Bank Stress Testing: Check The Box Exercise or Competitive Advantage?

Bank stress testing is credited with restoring stability during the financial crisis and is featured prominently as a critical forward-looking risk management tool. In congressional testimony Jamie Dimon recently championed the need for rigorous stress testing and independent review. Dodd-Frank requires all banks over $10 billion to perform annual company run stress tests and the largest banks get an additional annual FED conducted supervisory stress test. Results from both tests will be disclosed publicly adding a market discipline aspect to stress testing.

This intense focus on stress testing is cascading down to community banks. Recent regulatory clarification confirms community banks are not required to perform enterprise wide stress testing, but indicates that all banks should have the capacity to analyze adverse outcomes on financial condition consistent with existing guidance on commercial real estate concentrations, funding, liquidity, and interest rate risk. The bottom line is stress testing is here to stay and if performed correctly can sharpen your bank’s competitive advantage instead of just another check the box exercise.
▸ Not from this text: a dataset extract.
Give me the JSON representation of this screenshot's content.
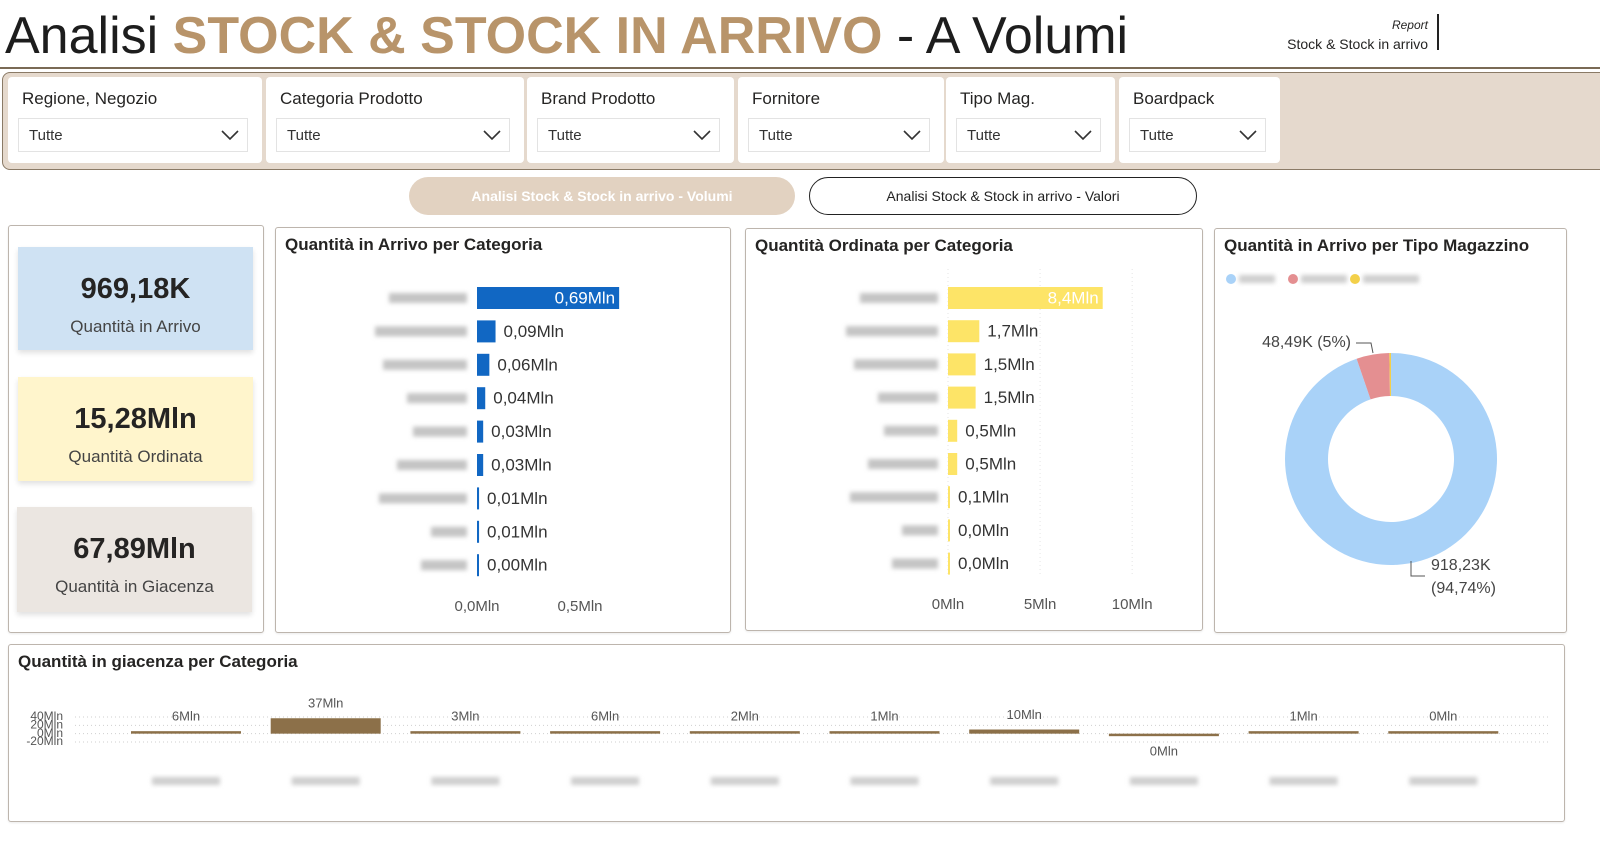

Stress tests at the enterprise-wide, loan portfolio, or individual loan level all answer this key question, “How much stress can be absorbed before the bank is negatively impacted?”The enterprise-wide test quantifies the impact on earnings, the ALLL, and capital providing management and the board with a tangible downside limit for the bank. The associated competitive advantage stems from having better informed management and board level risk decisions, improved capital and strategic planning, objective capital at risk estimates for concentration limits, and enhanced regulatory and customer credibility. At its core, a good stress test is uniquely grounded in a bank’s risk profile and measures the cash flow/value of assets, liabilities, and contingent commitments under different scenarios.

This objective drill down on cash flow/value stress can also be applied to loan risk ratings, loan review, and loan monitoringThe effectiveness of these risk management tools when linked to stress testing can be significantly increased at a reduced cost further enhancing a bank’s competitive advantage.